The four parties backing Moderate leader Ulf Kristersson as prime minister on Sunday announced that they had agreed to keep the current Speaker, Andreas Norlén in place, when the role is put to a vote as parliament opens on Monday.

Sweden's right-wing parties agree to bring back Norlén as Speaker 

The parties won a three-seat majority over the bloc led by the incumbent Social Democrats in Sweden’s general election on September 11th, and are currently in the middle of negotiating how they will form Sweden’s next government. 

Sweden’s parliament meets at 11am for the official installation of the 349 MPs for this mandate period. The votes for the Speaker and three Deputy Speakers are the first item on the agenda, after which the parties each select their parliamentary leaders and then vote on who should chair each of the parliamentary committees. 

READ ALSO: What happens next as parliament reopens? 

In a joint press release announcing the decision, the parties also agreed that the Sweden Democrats would be given eight of the 16 chairmanships the bloc will have of parliamentary committees in the next parliament, and that MPs for all four parties would back Julia Kronlid, the Sweden Democrats’ Second Deputy Leader, as the second deputy Speaker, serving under Norlén. 

In the press release, the parties said that Norlén had over the last four years shown that he has “the necessary personal qualities and qualifications which the role requires”. 

The decision to retain Norlén, who presided over the 134 days of talks and parliamentary votes that led to the January Agreement in 2019, was praised by Social Democrat leader Magdalena Andersson. 

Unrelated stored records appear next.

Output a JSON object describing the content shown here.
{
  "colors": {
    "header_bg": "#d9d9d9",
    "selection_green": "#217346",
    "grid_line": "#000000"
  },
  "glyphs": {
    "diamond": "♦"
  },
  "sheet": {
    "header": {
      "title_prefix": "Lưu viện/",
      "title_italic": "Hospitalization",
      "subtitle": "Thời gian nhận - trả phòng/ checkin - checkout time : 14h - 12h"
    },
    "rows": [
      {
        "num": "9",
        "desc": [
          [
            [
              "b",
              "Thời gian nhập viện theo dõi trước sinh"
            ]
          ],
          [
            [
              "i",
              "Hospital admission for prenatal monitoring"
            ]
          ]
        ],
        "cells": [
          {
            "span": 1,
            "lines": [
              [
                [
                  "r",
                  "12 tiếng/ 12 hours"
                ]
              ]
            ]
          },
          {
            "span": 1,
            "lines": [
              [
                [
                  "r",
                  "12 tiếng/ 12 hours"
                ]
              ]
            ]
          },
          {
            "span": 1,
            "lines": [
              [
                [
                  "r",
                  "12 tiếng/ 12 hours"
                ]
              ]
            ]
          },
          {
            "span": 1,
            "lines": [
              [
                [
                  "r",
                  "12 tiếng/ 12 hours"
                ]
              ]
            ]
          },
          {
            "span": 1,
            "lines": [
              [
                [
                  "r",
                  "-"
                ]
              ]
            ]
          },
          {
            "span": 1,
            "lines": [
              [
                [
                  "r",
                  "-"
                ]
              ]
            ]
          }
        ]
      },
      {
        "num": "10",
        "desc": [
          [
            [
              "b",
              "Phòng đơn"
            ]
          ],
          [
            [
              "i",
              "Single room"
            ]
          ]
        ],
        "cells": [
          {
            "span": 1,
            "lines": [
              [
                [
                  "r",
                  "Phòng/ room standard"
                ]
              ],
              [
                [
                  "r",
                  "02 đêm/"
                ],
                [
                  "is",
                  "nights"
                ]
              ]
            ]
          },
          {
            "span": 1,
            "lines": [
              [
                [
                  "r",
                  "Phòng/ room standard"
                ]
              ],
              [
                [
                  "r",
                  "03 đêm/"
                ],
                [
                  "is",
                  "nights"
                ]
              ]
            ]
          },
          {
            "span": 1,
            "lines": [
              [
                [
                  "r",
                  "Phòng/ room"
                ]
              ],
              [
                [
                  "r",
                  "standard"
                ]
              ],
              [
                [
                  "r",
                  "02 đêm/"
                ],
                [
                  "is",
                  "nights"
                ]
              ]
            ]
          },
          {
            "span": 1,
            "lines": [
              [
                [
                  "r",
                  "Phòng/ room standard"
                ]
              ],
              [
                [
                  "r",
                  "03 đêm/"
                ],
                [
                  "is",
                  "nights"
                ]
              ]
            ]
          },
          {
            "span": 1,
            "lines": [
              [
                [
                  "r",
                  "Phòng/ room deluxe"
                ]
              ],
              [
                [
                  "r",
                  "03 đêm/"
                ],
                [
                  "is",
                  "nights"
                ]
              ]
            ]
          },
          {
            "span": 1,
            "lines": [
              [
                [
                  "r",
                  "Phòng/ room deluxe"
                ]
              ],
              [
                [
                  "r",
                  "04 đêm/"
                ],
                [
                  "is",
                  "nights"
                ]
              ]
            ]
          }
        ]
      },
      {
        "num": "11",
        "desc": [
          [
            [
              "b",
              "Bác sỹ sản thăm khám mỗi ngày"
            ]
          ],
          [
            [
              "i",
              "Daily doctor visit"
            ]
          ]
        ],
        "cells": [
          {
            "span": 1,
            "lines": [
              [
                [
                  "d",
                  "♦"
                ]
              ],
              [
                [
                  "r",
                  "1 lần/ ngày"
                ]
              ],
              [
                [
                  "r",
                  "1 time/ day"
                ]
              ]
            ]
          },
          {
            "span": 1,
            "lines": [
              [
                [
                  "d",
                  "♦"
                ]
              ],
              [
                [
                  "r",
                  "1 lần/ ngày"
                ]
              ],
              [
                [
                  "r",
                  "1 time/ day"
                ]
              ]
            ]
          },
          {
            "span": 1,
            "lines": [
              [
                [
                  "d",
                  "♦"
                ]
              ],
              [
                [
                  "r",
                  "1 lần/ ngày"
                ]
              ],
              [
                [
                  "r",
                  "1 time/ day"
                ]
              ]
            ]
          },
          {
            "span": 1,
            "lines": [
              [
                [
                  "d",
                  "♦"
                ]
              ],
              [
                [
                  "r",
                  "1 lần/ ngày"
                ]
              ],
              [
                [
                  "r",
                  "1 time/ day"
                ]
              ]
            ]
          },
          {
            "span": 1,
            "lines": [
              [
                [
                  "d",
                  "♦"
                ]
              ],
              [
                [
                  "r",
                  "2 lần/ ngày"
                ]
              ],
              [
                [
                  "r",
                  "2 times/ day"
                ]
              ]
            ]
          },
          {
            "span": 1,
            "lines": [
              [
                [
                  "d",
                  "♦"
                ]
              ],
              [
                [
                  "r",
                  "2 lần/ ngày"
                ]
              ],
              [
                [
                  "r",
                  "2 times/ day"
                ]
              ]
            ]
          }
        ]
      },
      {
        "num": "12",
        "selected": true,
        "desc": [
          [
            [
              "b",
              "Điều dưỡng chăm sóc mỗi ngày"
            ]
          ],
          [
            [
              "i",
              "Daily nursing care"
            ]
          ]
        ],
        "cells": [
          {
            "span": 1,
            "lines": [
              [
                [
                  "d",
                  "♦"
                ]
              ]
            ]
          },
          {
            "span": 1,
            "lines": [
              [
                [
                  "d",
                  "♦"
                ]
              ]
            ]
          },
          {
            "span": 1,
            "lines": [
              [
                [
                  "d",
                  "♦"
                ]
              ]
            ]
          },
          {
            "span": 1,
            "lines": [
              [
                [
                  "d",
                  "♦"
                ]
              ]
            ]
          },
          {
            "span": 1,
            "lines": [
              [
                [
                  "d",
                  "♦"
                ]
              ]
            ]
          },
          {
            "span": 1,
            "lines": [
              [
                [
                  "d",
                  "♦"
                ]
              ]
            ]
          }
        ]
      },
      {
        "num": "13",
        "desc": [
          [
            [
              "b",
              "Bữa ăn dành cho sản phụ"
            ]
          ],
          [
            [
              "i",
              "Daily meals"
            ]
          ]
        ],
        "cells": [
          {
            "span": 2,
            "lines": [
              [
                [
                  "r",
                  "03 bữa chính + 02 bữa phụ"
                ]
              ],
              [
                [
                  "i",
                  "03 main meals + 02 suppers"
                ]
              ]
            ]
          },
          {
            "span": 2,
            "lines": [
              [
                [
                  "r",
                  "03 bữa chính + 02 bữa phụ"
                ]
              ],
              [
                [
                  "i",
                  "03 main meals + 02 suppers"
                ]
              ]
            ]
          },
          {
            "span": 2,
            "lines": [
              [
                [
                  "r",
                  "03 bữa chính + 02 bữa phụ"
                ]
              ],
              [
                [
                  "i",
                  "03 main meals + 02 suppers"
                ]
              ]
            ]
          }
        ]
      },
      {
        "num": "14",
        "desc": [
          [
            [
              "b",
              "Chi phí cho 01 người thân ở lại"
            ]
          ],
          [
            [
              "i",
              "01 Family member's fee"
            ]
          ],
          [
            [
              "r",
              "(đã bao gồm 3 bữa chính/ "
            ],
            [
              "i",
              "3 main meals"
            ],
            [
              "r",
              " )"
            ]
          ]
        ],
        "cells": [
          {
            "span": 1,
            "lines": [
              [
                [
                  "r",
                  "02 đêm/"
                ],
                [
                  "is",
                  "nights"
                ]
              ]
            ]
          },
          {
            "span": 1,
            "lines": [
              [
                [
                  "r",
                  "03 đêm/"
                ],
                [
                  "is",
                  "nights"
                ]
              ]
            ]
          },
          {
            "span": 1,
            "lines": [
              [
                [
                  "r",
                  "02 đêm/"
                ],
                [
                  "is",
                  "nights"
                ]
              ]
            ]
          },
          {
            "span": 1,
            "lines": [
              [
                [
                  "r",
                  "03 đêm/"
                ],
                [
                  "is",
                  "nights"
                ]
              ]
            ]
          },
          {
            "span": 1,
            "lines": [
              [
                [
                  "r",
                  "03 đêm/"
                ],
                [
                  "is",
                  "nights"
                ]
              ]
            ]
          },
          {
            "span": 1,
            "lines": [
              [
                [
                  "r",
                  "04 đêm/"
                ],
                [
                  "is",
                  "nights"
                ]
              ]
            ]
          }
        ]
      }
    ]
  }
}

Norlén, she said in a statement, had “managed his responsibilities well over the past four years and been a good representative of Sweden’s Riksdag.” 

The decision to appoint Kronlid was opposed by both the Left Party and the Green Party, who said that she supported tightening abortion legislation, and did not believe in evolution.

The Green Party’s joint leader Märta Stenevi said that her party “did not have confidence in Julia Kronlid”, pointing to an interview she gave in 2014 when she said she did not believe that humans were descended from apes.

The party has proposed its finance spokesperson Janine Alm Ericson as a rival candidate. 

The Left Party said it was planning to vote for the Centre Party’s candidate for the post second deputy Speaker in the hope of blocking Kronlid as a candidate.